As anyone with a background in IT will tell you, if something isn’t working, whether it’s hardware or software, the best solution by far is to fix it as quickly as possible. What they might not realise is that the same logic applies to the way IT departments interact with the rest of the organisation.
There’s no doubt that there’s something fundamentally broken in the way IT people and ERP users (managers, business experts and staff) communicate about the software they need to buy or build. Too often, requests made by those in the business are not adequately met by the software that the IT department is able to provide. So what’s the answer?
First, let’s look at how the relationship between IT and the business is supposed to function. In theory, the role of the IT department is to conduct a substantial study into how to convert a problem that has been defined in detail by the user into a working solution. The reality of this dynamic is, however, very different.
In practice, IT staff rarely find that the desired solution is described adequately by the users, let alone in the detail they need. After all, it’s easy to forget that specifying software requirements is also a discipline, and that most users (other than a handful of business experts with an IT background) have no experience of how to do it properly.
As an analyst/programmer, I have often noted that IT users only really know what they want until the moment they actually get what they requested. This can be a nuisance for IT, because the users’ environments are also usually in a state of continuous flux. Often, user requests have to be resolved within one or two days, based on information that has to be filtered from fairly complex data structures.
Issues can arise as a result that perhaps weren’t in evidence the day before. This, in turn, creates two problems: firstly, users have to effectively explain to IT what they need to resolve their issue, and secondly, IT also only has a small window of time to conjure up a solution.
All of which should lead us to question why, if business users don’t have the technical background they need to specify their requirements, don’t IT staff develop sufficient knowledge of ‘the business’ to be able to help this process? As an experienced, card-carrying member of the IT industry, I’ve been asking this question since way back in 1986.

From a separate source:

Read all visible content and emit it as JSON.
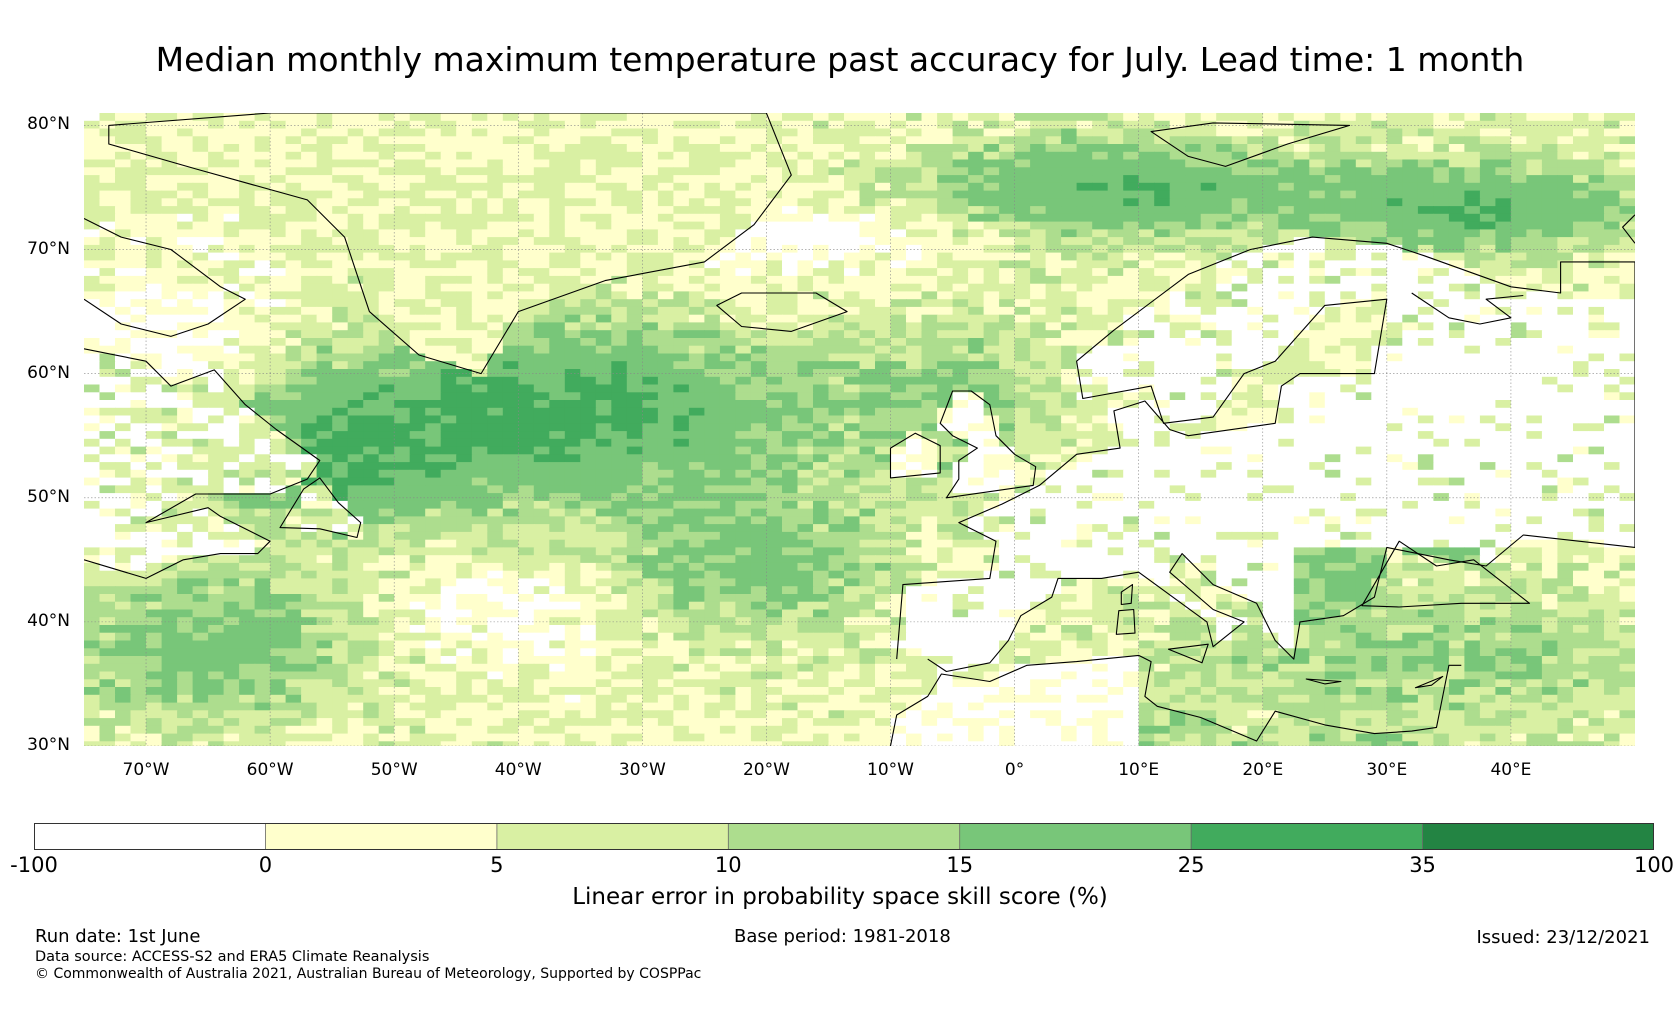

At the time, I was working as a ‘gendarme’ in the IT department of the Belgian state police. We were building advanced information systems, and it was challenging work in which I could deploy my IT expertise well. On one day, I had a discussion with a colleague (a fellow student of mine and an active agent), which had a major impact on my view of IT.
My colleague dropped a clipboard on which he had just sketched out an accident. When I picked it up for him, on the back I saw the layout of the output from our ‘judicial system’ on which I had recently cooperated. Each week we sent print-outs to update the units on crimes in their area. This print-out was barely two days old. I asked my colleague whether he could make good use of the information. When he answered: “Sure Jacques, particularly the back, for making sketches”, it shocked me, particularly when I discovered in the following days that he clearly was not the only one who thought this.
My IT colleagues and I assumed that we knew the organisation well, and yet we were apparently developing systems which very few people needed. The more I thought about and investigated it, the clearer it became that something was lacking in IT training. What this tells us is that having IT knowledge on its own is not enough.
IT staff often know too little of the processes and challenges employees face, and in order to do their jobs effectively, they need to join the real world. Thinking that we only need to teach IT staff how to create a properly working solution based on a correctly specified request, can only mean that we will continue to train ‘incomplete IT staff’.
What this means is that we have two clear choices. We can keep pointing fingers at each other, and complain that we don’t understand each other, which won’t get us anywhere. Or, we can work to prepare our IT staff to work better in ‘real world’ scenarios, where the dogma that ‘the business specifies and IT makes or buys it’ no longer works. It seems clear that IT staff need to immerse themselves more in the field for which they are producing solutions.
The traditional message of ‘Sorry, we are not continuing with you because you only have IT knowledge and no understanding of our business’ or insistence that IT staff follow several supplementary university courses is not going to work. Instead, we should insist that IT staff have a genuine interest in the issue they have been tasked to resolve, so that they can help the business in specifying the request.
In doing so, they will clearly be able to identify the problem, the pressure point and how software can make a difference. Analytical abilities and logical insights are core qualities for an IT person – so why not also make use of these qualities in understanding the issue? If an IT person defines solution directions from this insights, then good solutions will follow more quickly. To paraphrase a well known phrase, if it is broken, then do fix it!